Holomorphic Dynamics and Small Divisors

全纯动力学和小除数

• 批准号: 9803090
• 负责人: Ricardo Perez-Marco
• 金额: $ 7.97万
• 依托单位: University of California-Los Angeles
• 依托单位国家: 美国
• 项目类别: Standard Grant
• 财政年份: 1998
• 资助国家: 美国
• 起止时间: 1998-07-01 至 2001-12-31
• 项目状态: 已结题
• 来源: https://www.nsf.gov/awardsearch/showAward?AWD_ID=9803090&HistoricalAwards=false
• 关键词: Holomorphic; Dynamics; Small; Divisors

The main goal of the project is to give a complete analysis of the local dynamics of a one-dimensional holomorphic map near an indifferent irrational fixed point which is nonlinearizable due to the existence of small divisors. In particular, we want to understand the topological and metric structure of the invariant sets of the mapping (Siegel compacta) and its stability properties. This will entail sharp geometric estimates for analytic circle diffeomorphisms, tools which will be used to study the boundary of Siegel disks. A long range objective of this research is to obtain a geometric theory of small divisors applicable to higher dimensional problems and a refinement of KAM theory. The theory of dynamical systems studies the evolution of solutions of a system of differential equations describing a physical system. It is of fundamental importance in applications to determine the future evolution of the physical system. Probably the most important problem is the question of stability: Will the system have a stable evolution forever or it is going to break down at some moment? This is a common concern for engineers building planes or other moving devices, as well as with more complex situations. Mathematicians study the simplest problems to develop the tools to treat the more complex. The theory of small divisors is a fundamental tool in the study of stability in conservative situations, where some structure (a volume, a conformal structure, ...) is preserved. This work involves the study of conformal maps in the plane, that is, maps that preserve angles. In this case, there are classical small divisors theorems which guarantee stability properties. A large part of this research is devoted to the situation where the tools of small divisors fail to prove stability and the development of weaker forms of stability in that situation.

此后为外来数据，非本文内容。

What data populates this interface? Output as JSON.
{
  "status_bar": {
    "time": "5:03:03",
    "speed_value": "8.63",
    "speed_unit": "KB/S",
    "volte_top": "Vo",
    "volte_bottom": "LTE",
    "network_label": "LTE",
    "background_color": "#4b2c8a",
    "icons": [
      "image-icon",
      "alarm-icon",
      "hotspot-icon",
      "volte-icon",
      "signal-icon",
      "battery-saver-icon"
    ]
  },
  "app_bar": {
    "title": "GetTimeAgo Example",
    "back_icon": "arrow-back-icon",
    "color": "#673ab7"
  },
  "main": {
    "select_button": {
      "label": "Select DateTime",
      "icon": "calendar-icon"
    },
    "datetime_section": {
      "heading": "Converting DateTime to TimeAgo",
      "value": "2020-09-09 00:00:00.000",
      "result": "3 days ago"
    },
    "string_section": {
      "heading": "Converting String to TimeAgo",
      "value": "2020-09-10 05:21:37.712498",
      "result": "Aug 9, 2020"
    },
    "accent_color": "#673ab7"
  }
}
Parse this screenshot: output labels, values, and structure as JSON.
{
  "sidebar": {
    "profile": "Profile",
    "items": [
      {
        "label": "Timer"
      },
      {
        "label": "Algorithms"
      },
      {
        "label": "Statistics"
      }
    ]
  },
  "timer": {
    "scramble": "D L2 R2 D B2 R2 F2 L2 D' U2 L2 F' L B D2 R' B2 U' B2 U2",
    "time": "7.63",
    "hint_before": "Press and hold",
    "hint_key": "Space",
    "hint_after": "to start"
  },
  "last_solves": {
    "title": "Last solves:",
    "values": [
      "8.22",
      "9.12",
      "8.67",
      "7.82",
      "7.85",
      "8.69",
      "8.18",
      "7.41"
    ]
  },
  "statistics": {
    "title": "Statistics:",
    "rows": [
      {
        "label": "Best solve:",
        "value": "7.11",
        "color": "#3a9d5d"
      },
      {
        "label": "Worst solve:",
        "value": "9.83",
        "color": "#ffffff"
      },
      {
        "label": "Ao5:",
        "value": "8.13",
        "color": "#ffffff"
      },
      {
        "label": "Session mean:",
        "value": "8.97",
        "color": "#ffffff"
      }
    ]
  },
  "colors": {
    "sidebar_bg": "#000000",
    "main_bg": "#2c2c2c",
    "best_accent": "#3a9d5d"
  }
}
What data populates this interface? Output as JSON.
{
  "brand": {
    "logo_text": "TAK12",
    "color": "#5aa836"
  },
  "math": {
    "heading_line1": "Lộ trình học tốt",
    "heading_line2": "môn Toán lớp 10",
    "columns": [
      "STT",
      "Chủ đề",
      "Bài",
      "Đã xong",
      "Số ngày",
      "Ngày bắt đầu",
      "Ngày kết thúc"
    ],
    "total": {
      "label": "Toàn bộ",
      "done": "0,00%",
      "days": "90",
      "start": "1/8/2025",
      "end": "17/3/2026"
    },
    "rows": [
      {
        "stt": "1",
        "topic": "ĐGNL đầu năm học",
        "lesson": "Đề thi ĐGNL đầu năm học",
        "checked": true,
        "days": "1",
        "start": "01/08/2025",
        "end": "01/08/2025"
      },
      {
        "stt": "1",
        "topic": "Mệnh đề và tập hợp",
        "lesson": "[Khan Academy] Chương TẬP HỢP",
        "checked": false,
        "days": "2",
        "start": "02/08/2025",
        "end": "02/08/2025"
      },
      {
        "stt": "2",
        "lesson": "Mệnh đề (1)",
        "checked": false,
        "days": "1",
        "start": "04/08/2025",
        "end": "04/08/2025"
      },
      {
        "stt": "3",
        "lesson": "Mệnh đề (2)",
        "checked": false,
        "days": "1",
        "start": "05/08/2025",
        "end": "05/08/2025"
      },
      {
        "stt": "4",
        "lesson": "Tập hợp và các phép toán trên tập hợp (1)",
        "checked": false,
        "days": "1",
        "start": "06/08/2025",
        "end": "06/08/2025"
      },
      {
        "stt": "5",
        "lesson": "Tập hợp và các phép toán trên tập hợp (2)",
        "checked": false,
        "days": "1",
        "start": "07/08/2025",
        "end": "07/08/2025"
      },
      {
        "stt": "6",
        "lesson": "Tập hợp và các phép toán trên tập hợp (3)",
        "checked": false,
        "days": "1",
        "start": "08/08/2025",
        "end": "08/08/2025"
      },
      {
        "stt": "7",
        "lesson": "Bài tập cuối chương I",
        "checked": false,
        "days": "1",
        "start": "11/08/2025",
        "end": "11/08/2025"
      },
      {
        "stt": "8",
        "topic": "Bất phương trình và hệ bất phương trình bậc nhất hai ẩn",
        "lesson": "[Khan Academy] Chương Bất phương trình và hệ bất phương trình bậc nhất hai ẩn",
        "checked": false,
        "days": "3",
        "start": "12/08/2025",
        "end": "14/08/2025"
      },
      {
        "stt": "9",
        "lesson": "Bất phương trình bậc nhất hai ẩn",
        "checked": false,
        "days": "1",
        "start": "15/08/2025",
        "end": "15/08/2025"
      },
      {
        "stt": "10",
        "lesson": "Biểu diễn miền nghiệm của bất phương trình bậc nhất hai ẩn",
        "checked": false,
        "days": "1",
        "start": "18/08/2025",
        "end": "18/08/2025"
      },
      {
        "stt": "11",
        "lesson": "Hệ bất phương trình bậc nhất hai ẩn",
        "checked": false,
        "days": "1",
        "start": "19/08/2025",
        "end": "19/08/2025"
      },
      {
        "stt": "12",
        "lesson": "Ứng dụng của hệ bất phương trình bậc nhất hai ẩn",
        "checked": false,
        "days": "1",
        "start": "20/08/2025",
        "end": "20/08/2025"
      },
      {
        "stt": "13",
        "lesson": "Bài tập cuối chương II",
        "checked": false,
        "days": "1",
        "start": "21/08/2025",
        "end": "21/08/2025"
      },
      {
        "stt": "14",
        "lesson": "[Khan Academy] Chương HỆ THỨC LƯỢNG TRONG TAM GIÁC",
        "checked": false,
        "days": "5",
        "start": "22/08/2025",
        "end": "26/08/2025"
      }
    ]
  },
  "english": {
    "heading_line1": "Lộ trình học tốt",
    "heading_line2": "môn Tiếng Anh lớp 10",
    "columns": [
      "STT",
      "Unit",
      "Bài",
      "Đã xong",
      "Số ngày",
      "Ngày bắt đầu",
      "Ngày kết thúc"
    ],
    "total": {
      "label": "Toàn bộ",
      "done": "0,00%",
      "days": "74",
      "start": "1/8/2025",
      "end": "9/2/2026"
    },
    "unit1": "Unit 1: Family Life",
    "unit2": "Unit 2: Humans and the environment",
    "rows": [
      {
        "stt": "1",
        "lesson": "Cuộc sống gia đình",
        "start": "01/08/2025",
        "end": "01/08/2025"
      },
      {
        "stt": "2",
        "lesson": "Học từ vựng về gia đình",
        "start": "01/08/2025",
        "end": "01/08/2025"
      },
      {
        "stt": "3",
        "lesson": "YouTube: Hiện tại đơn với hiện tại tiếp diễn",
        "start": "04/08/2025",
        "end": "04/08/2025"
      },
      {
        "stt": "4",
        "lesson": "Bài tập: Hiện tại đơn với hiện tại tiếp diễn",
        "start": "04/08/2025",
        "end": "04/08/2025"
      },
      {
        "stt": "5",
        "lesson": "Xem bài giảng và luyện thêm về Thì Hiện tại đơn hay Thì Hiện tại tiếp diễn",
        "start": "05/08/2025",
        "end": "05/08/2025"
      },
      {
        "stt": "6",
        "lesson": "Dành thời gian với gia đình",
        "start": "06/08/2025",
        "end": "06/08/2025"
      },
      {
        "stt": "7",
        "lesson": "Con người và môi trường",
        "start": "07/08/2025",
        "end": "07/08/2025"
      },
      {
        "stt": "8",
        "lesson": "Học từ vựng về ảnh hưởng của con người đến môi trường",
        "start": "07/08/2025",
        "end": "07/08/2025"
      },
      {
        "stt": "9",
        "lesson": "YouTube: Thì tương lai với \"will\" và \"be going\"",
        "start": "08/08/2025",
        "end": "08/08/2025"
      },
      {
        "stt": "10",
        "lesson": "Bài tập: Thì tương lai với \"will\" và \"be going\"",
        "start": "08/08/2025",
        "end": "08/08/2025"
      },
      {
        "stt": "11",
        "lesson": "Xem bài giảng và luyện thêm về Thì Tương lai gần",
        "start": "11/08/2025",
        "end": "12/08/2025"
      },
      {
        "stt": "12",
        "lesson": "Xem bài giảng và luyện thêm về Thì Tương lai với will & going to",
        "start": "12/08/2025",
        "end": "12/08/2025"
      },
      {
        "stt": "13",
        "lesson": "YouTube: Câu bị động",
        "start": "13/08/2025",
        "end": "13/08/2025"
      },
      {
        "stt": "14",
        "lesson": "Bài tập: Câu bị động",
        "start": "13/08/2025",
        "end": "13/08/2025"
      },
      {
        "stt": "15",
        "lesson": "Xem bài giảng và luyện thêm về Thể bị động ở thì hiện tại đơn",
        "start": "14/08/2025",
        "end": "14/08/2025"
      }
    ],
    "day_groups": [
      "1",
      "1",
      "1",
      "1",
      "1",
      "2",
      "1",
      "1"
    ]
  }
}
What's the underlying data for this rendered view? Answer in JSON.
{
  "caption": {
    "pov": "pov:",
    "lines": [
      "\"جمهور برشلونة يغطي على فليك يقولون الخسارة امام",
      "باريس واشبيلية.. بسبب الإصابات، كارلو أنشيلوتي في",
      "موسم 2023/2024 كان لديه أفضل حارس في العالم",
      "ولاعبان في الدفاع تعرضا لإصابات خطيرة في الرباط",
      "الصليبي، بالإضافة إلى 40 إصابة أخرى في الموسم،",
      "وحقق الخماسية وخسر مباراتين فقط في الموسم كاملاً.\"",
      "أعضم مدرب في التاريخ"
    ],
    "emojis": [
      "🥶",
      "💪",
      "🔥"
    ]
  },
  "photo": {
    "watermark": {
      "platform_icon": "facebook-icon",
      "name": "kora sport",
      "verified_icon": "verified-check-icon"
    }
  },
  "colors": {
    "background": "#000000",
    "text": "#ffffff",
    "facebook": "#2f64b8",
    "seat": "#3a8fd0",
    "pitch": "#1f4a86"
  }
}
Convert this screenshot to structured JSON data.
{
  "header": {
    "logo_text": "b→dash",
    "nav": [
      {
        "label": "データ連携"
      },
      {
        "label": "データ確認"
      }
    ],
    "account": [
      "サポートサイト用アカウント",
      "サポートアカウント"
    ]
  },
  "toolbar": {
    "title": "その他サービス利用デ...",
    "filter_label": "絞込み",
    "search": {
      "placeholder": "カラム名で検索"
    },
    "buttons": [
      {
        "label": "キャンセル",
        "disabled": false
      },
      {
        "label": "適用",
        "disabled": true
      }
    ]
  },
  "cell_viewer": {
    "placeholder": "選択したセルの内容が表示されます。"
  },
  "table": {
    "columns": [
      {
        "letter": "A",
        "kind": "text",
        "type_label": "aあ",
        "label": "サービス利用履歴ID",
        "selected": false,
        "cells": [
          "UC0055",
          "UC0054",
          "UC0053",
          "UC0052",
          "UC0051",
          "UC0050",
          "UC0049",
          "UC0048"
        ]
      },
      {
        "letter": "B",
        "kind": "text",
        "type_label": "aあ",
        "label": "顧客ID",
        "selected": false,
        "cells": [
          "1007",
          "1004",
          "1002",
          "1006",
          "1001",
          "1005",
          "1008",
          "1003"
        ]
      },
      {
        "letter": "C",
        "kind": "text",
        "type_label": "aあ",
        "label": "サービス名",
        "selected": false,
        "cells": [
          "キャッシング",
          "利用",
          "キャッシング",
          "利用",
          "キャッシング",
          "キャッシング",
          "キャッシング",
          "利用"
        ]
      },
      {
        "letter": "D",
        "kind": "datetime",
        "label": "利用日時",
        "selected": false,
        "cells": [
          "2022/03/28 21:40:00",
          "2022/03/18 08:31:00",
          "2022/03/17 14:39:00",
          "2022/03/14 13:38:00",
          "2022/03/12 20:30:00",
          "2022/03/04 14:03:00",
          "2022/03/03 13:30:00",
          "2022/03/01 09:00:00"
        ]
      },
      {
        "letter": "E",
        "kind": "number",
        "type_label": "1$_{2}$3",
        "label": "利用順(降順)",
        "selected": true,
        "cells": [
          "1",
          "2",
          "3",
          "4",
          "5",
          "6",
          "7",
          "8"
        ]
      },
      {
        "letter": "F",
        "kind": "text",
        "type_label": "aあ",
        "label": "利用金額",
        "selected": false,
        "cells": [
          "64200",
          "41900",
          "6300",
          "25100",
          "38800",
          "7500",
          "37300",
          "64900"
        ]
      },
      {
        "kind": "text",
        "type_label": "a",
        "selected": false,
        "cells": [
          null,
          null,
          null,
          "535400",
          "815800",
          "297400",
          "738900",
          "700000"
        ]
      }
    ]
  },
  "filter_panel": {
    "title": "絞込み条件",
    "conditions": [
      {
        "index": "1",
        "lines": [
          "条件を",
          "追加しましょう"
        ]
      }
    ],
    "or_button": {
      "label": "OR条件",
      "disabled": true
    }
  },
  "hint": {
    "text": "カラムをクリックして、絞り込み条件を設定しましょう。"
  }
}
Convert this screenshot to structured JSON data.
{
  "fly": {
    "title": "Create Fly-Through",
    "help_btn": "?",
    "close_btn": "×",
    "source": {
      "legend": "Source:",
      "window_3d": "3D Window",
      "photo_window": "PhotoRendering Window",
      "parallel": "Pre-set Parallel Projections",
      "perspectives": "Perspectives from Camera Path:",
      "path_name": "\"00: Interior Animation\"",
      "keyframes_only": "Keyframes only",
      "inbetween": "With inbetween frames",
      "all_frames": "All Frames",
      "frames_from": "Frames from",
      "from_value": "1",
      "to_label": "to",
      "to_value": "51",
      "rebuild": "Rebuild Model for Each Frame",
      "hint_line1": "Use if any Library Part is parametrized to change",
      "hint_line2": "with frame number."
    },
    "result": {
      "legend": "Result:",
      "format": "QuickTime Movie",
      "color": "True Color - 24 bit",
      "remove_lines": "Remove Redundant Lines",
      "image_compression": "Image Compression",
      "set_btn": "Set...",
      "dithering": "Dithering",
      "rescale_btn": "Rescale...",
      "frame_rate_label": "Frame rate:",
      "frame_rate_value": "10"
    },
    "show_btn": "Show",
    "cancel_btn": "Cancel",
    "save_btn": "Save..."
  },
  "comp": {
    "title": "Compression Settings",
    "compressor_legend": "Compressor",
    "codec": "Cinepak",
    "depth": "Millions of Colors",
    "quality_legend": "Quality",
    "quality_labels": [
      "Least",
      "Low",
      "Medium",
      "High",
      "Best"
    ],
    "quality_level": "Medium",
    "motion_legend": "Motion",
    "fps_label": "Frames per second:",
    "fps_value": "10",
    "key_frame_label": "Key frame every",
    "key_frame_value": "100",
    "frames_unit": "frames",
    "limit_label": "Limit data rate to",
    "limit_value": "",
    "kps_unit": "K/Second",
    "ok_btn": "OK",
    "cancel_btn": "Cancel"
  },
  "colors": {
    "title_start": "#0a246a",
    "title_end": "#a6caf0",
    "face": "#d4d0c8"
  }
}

该项目的主要目标是给出一个完整的分析的局部动力学的一维全纯映射附近的一个中立的无理不动点，这是非线性化由于存在小因子。 特别是，我们要了解的拓扑和度量结构的不变集的映射（Siegel Alfreta）和它的稳定性。这将需要尖锐的几何估计解析圆同态，工具，将被用来研究边界的西格尔磁盘。 本研究的一个长期目标是获得适用于高维问题的小因子几何理论和KAM理论的改进。 动力系统理论研究描述物理系统的微分方程组的解的演化。 在应用中，确定物理系统的未来演化具有根本的重要性。 也许最重要的问题是稳定性问题：系统会永远稳定地进化，还是会在某个时刻崩溃？ 这是建造飞机或其他移动设备的工程师以及更复杂情况下的常见问题。 数学家研究最简单的问题，以开发处理更复杂问题的工具。小因子理论是研究保守情况下稳定性的基本工具，其中一些结构（体积，共形结构，.）被保存了下来 这项工作涉及研究的共形地图在平面上，即地图，保持角度。 在这种情况下，有经典的小因子定理，保证稳定性。 这项研究的很大一部分是致力于小因子的工具无法证明稳定性的情况下，在这种情况下，较弱形式的稳定性的发展。